Dive Brief:
- Matches has been put into administration following the Frasers Group’s purchase of it in December 2023, according to a Frasers Group statement last week.
- Since the acquisition, Matches has “consistently missed its business plan targets” and despite support from Frasers, it “continued to make material losses,” the statement read.
- When Frasers acquired Matches for 52 million pounds — about $66.6 million at current exchange rates — last year, it said the deal would help strengthen its luxury offering.
Dive Insight:
In last week’s statement, Frasers, which also owns Flannels, Agent Provocateur and House of Fraser, said it “remains committed to the luxury market and its brand partners.”
At the time of the initial deal, Frasers CEO Michael Murray said the group was confident it could drive profitable growth for Matches, despite what he called a “softer” global luxury market.
However, in its statement last week, the Frasers Group said Matches was missing its financial targets.
“Whilst MATCHES' management team has tried to try to find a way to stabilise the business, it has become clear that too much change would be required to restructure it, and the continued funding requirements would be far in excess of amounts that the Group considers to be viable,” the statement said.
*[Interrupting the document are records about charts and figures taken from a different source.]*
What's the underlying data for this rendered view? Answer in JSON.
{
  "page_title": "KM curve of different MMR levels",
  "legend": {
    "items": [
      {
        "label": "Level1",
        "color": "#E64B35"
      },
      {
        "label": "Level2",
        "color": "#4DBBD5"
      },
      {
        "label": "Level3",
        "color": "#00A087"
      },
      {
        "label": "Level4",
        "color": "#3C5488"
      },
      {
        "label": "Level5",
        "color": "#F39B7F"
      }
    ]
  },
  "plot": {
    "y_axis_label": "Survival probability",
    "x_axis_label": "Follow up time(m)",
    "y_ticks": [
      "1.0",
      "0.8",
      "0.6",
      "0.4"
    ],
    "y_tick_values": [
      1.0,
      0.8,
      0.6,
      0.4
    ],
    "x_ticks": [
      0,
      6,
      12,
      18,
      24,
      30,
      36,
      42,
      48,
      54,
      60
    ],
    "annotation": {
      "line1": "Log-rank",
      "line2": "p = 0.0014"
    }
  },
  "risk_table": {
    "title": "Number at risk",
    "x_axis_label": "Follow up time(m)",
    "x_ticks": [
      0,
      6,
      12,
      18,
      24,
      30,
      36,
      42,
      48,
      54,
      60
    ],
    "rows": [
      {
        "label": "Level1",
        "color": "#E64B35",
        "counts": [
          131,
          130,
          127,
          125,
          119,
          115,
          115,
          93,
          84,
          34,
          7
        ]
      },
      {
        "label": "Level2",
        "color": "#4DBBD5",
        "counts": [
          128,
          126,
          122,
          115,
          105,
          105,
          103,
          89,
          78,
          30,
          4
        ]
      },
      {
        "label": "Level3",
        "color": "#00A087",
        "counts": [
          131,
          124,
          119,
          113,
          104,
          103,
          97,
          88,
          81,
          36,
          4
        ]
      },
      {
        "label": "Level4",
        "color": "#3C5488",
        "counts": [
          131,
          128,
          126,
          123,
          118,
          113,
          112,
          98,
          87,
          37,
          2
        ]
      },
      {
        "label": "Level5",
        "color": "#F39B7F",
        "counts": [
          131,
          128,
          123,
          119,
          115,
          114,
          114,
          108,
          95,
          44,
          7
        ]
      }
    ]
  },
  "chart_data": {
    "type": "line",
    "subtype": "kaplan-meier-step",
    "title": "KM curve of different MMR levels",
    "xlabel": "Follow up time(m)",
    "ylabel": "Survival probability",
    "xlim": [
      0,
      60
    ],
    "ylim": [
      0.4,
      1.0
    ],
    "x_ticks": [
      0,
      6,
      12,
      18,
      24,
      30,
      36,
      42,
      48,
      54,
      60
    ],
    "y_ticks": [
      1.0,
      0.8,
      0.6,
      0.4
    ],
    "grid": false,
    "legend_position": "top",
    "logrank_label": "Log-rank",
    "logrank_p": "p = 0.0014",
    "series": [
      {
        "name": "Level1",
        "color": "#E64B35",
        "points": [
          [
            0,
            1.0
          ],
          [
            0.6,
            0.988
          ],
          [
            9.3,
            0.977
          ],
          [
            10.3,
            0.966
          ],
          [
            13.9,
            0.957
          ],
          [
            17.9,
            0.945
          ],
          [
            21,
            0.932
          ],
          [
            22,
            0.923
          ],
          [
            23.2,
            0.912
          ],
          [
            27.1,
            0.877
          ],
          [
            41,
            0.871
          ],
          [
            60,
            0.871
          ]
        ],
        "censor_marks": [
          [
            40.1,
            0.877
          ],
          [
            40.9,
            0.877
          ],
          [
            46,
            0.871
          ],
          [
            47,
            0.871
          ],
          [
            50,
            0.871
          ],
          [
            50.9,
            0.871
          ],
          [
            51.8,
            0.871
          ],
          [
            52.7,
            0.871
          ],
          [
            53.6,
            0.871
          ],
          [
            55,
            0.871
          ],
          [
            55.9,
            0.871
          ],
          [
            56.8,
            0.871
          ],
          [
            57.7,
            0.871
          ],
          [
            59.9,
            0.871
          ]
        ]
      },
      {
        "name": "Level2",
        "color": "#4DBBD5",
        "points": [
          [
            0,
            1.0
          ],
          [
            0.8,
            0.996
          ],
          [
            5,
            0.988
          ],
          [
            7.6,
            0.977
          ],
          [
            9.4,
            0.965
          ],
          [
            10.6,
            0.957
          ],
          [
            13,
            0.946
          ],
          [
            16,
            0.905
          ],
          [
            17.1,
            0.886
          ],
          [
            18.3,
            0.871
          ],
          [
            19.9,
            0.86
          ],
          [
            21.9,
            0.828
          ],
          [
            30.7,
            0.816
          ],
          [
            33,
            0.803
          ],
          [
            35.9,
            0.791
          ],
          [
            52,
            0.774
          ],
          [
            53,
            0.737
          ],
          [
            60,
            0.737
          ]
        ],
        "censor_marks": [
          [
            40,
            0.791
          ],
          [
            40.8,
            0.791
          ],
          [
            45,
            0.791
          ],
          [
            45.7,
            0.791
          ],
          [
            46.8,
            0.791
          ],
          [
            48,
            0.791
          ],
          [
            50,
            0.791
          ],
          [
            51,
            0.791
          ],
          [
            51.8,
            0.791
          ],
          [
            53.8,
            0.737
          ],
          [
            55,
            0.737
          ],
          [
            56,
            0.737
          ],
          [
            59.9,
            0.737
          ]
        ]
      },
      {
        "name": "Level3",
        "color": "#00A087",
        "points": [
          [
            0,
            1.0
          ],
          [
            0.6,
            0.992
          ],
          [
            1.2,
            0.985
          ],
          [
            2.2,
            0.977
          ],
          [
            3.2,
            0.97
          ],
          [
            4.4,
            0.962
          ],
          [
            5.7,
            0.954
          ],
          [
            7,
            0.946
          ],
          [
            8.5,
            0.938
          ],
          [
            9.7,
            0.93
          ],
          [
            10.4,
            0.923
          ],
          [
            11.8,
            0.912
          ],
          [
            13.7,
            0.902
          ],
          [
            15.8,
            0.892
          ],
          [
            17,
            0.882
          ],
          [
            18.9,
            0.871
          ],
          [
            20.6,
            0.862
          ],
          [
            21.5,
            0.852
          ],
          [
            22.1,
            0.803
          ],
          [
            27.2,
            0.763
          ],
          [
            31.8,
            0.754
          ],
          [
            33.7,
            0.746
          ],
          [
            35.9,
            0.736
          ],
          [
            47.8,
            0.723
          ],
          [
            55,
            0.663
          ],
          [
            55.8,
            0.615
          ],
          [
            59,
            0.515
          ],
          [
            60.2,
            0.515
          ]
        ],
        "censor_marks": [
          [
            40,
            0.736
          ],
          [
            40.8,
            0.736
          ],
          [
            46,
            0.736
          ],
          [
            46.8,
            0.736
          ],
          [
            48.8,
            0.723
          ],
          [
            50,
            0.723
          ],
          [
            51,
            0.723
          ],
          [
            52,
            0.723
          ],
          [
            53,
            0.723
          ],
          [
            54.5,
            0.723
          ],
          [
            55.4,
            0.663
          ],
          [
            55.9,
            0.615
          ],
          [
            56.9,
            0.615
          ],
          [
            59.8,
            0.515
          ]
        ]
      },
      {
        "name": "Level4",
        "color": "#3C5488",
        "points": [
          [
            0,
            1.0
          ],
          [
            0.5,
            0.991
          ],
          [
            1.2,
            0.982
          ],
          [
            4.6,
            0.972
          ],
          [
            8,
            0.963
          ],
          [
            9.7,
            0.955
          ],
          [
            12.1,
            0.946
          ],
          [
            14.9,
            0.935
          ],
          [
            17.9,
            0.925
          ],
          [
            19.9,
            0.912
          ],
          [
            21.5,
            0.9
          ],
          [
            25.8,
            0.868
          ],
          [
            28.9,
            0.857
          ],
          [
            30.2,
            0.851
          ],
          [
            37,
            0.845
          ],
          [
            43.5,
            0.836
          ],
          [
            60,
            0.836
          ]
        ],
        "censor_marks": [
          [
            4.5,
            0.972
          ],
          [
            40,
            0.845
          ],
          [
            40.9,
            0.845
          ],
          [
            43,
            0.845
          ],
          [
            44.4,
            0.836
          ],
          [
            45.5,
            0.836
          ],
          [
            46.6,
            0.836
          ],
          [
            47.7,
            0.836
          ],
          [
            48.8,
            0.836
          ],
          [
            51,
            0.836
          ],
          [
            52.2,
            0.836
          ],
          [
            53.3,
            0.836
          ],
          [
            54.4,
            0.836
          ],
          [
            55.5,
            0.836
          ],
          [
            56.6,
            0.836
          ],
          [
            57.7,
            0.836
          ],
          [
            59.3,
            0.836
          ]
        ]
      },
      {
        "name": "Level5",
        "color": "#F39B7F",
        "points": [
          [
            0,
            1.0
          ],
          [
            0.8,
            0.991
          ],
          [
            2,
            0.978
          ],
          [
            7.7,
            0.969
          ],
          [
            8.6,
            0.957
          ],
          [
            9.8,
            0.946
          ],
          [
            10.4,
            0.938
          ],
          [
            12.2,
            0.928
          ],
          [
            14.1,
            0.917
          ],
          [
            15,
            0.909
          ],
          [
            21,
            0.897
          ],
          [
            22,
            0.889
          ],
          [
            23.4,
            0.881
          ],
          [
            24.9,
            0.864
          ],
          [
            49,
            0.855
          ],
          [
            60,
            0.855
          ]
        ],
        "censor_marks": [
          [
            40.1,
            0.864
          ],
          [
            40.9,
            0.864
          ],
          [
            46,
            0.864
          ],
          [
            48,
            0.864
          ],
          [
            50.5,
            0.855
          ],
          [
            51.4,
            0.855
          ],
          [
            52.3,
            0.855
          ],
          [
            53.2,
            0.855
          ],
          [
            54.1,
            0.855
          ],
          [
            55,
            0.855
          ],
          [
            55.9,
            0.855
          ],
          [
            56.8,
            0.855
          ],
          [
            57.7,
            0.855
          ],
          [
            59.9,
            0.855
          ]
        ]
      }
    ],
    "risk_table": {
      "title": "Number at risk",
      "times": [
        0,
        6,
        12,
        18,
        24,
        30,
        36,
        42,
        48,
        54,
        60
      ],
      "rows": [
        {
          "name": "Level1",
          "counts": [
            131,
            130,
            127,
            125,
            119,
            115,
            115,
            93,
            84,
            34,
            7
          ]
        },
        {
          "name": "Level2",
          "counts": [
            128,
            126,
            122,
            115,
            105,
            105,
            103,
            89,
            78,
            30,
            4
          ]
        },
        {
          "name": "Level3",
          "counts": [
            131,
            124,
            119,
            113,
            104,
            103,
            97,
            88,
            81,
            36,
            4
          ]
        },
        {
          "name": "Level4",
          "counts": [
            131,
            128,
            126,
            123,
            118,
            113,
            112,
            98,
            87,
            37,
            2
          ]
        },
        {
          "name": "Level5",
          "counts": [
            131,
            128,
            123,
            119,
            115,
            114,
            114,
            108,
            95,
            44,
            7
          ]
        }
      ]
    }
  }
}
Exact figures for material losses related to Matches haven’t been released. Frasers’ next earnings report containing full-year results is scheduled for July.
Matches had been experiencing loss in recent years, as noted in the acquisition filing, particularly during the pandemic. The business was acquired by Apax in 2017, and underwent several CEO changes since, including one in 2020, one in 2021, and another in 2022.
While Matches is an e-commerce business that generates most of its revenue internationally, it also has a retail component with three locations in London that sell menswear and womenswear.
Meanwhile, Frasers earned 2.77 million pounds in revenue for the first half of its fiscal year, reported in December, which represented a 4.4% year-over-year increase.